Before I only had straight girlfriends, so I was interested in changing my sex and title, in the interest of them. Two years ago, I registered on a lesbian site. They welcomed me warmly and I felt integrated and accepted in my identity with them. I do not feminize more than before and my desire to please my girlfriend is stronger than my desire to change my sex. I still define myself as trans, even with that being said.
« In 2014, I did a hormonal test and it turned out that I have a lot of male hormones in me, hence my strong hair, deep voice, etc … »
What I would like to change? Me, in relation to my own experience. When I present myself as « Sir », I do not want people to impose « Madam » because my papers say so. When people apologize I tell them « No, if I wanted to be a girl, I would have been a girl. »I did research on trans identity and for an operation.
For those who want the surgery, I believe that the operation must be taken into account by social security, or for it to be less expensive than the 10,000€ that it costs in France.
There has been an increase in awareness especially since the legalization of gay marriage (Note: Legalization in France in 2013) and in recent years the conversation has opened up. This year was the first LGBTQ meeting of the 9.3 (Note: Paris suburbs deemed difficult).
What I would say to a trans child? « Live your life. Do not worry about what people have to say, as long as you feel good about yourself, live it ». What hurt me the most as a child was when I was pointed at and told: « You’re not a boy, you’re a girl »
What I like being told: « Do not worry. I accept you as you are, you are a good person.

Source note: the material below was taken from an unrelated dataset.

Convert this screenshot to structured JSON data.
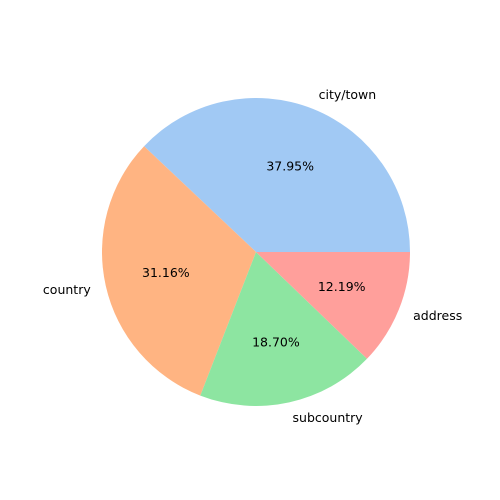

« In regards to my daughter, I was made PMA in Holland. It was me who wore it and had custody. She always saw that I was who I am, I did not hide the truth from her. She calls me neither dad nor mom, but by my nickname.It is possible to have children and to carry a child even if we are trans. There are transgender people who are very masculine. They identify as men and do not accept the feminine in them. What pleases my girlfriend and me is that I have both.
My daughter never questioned me, she did not feel the need to see a psychiatrist, she is balanced and well-adjusted… The only reason I state this is because so many people have asked this and believed there existed this conflict, when in reality, it is just the opposite!